In conducting the study, it was interesting to note that some practitioners, both dentists and 1 dentist anesthesiologist, felt so strongly about their preferred technique of practicing, that they were either unwilling to participate in the study or expressed discomfort at being assigned to a group other than their preferred method. Despite the lack of research in the area, both practitioners who routinely administered local anesthetic and those who do not were confident that switching techniques would affect patient recovery. This validates the need for the profession to continually challenge our practices to avoid continuation of ineffective techniques. It should also be noted that 7.0 mg/kg of lidocaine, the maximum dose for the monitored patient with full emergency capability immediately available, was used in this study.

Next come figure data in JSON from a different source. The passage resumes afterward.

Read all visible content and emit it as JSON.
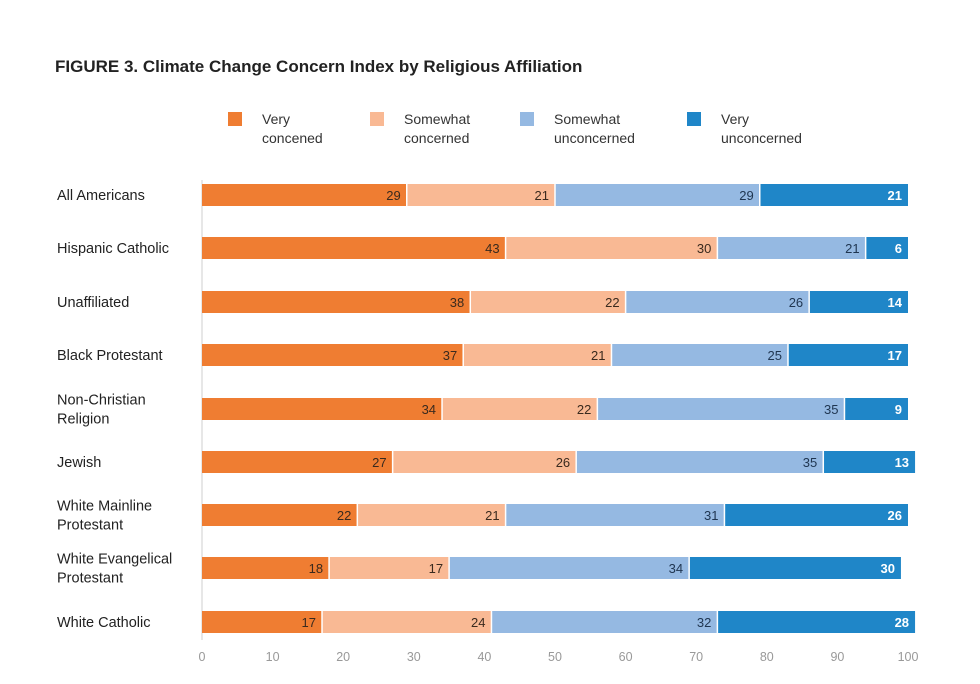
{
  "chart_data": {
    "type": "bar",
    "orientation": "horizontal",
    "stacked": true,
    "title": "FIGURE 3.  Climate Change Concern Index by Religious Affiliation",
    "categories": [
      "All Americans",
      "Hispanic Catholic",
      "Unaffiliated",
      "Black Protestant",
      "Non-Christian\nReligion",
      "Jewish",
      "White Mainline\nProtestant",
      "White Evangelical\nProtestant",
      "White Catholic"
    ],
    "series": [
      {
        "name": "Very\nconcened",
        "color": "#ef7d32",
        "label_color": "#3a2a1e",
        "values": [
          29,
          43,
          38,
          37,
          34,
          27,
          22,
          18,
          17
        ]
      },
      {
        "name": "Somewhat\nconcerned",
        "color": "#f9b994",
        "label_color": "#3a2a1e",
        "values": [
          21,
          30,
          22,
          21,
          22,
          26,
          21,
          17,
          24
        ]
      },
      {
        "name": "Somewhat\nunconcerned",
        "color": "#95b9e2",
        "label_color": "#1f3550",
        "values": [
          29,
          21,
          26,
          25,
          35,
          35,
          31,
          34,
          32
        ]
      },
      {
        "name": "Very\nunconcerned",
        "color": "#1f86c8",
        "label_color": "#ffffff",
        "values": [
          21,
          6,
          14,
          17,
          9,
          13,
          26,
          30,
          28
        ]
      }
    ],
    "xlim": [
      0,
      100
    ],
    "xticks": [
      "0",
      "10",
      "20",
      "30",
      "40",
      "50",
      "60",
      "70",
      "80",
      "90",
      "100"
    ],
    "grid": false,
    "legend_position": "top"
  }
}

This is more than the AAPD recommended maximum of 4.4 mg/kg, which assumes an unmonitored patient and possibly the addition of inhalation and oral sedatives.
In light of the absence of beneficial effects of the use of local anesthetic and the presence of negative symptoms, this study does not support use of local anesthetics during dental rehabilitation under general anesthesia to decrease postoperative pain. Alternative methods of pain control should be investigated that avoid altered orofacial sensation. The use of intraoperative opioids, such as morphine sulfate, with or without intravenous NSAIDs, appears to result in a greater incidence of calm children in the PACU as reported anecdotally by our PACU nurse.